Aleksandra Paluch: Oby bez kontuzji

Szczypiornistki KGHM Metraco Zagłębie Lubin czeka pucharowy pojedynek z TSV Bayerem 04 Leverkusen. Czy wicemistrzynie Polski zwyciężą w Smidt-Arenie, dowiemy się w niedzielę wieczorem.

Małgorzata Boluk
Małgorzata Boluk
Po wygranym meczu ligowym z EKS Startem Elbląg, drużyna Miedziowych pojechała do Leverkusen zawalczyć o zwycięstwo w Pucharze EHF. To mecząca oraz długa podróż. Miasta oddalone są od siebie o osiemset kilometrów.
KGHM Metraco Zagłębie Lubin pojawiło się w Niemczech z jasnym celem, jakim jest pokonanie ekipy Elfów. W drużynie TSV Bayeru 04 Leverkusen również apetyty na zwycięstwo są duże, aczkolwiek szkoleniowcy przeciwnika Miedziowych zgodnie twierdzą, że czeka ich bardzo trudne zadanie i to wicemistrzynie Polski są faworytem pucharowej rywalizacji. Warto dodać, że rywal lubinianek pokonał ostatnio HC Lipsk oraz zremisował z Buxtehuder SV, co z pewnością doda zawodniczkom niemieckiego klubu w niedzielę pewności siebie.

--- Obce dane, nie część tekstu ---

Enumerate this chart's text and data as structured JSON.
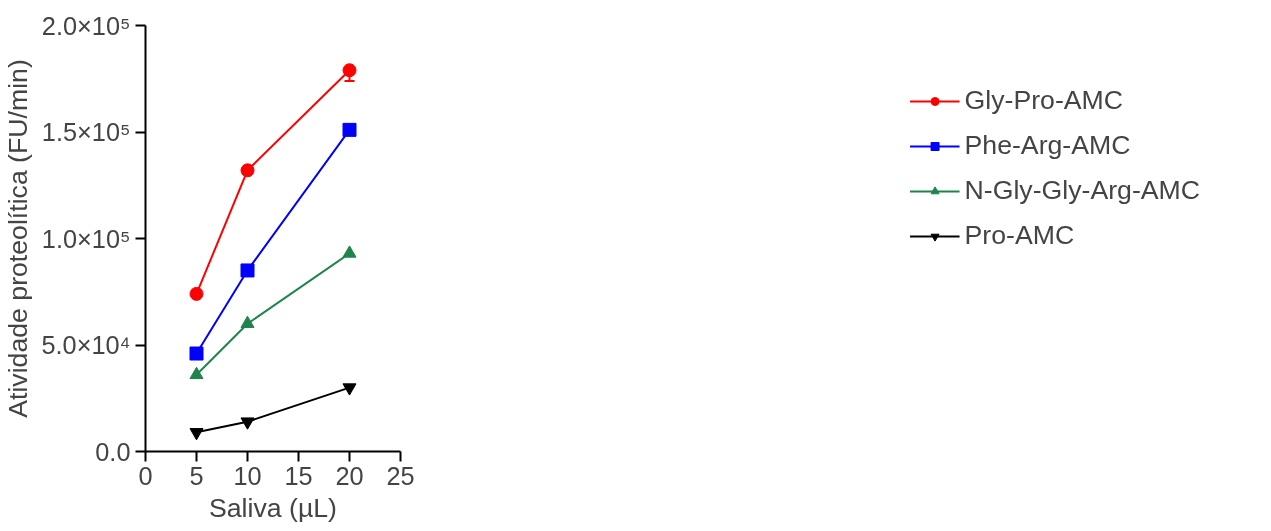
{
  "chart_data": {
    "type": "line",
    "xlabel": "Saliva (µL)",
    "ylabel": "Atividade proteolítica (FU/min)",
    "x": [
      5,
      10,
      20
    ],
    "xlim": [
      0,
      25
    ],
    "xticks": [
      0,
      5,
      10,
      15,
      20,
      25
    ],
    "ylim": [
      0,
      200000
    ],
    "yticks": [
      {
        "value": 0,
        "label": "0.0"
      },
      {
        "value": 50000,
        "label": "5.0×10⁴"
      },
      {
        "value": 100000,
        "label": "1.0×10⁵"
      },
      {
        "value": 150000,
        "label": "1.5×10⁵"
      },
      {
        "value": 200000,
        "label": "2.0×10⁵"
      }
    ],
    "grid": false,
    "legend": "right",
    "line_style": "solid",
    "series": [
      {
        "name": "Gly-Pro-AMC",
        "color": "#ff0000",
        "marker": "circle",
        "values": [
          74000,
          132000,
          179000
        ],
        "errors": [
          null,
          null,
          [
            174000,
            179000
          ]
        ]
      },
      {
        "name": "Phe-Arg-AMC",
        "color": "#0000ff",
        "marker": "square",
        "values": [
          46000,
          85000,
          151000
        ]
      },
      {
        "name": "N-Gly-Gly-Arg-AMC",
        "color": "#1e8449",
        "marker": "triangle",
        "values": [
          36000,
          60000,
          93000
        ]
      },
      {
        "name": "Pro-AMC",
        "color": "#000000",
        "marker": "triangle_down",
        "values": [
          9000,
          14000,
          30000
        ]
      }
    ]
  }
}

Lubińskie szczypiornistki mają nadzieję, że mimo osłabień awansują do kolejnej rundy europejskich pucharów, nie nabawiając się przy tym nowych urazów. Czy wicemistrzynie kraju poradzą sobie na wyjeździe z zespołem, który w sezonie 2013/2014 uplasował się tuż za podium w krajowych rozgrywkach?

- Niesie nas fala. Jesteśmy cały czas w treningu, w meczu. Mam nadzieję, że wszystko będzie dobrze i liczę na to, że wrócimy z przyzwoitą przewagą bramek. Mam także nadzieję, że wszystkie przyjedziemy z Niemiec zdrowe - powiedziała przed pucharowym meczem z TSV Bayerem 04 Leverkusen, Aleksandra Paluch.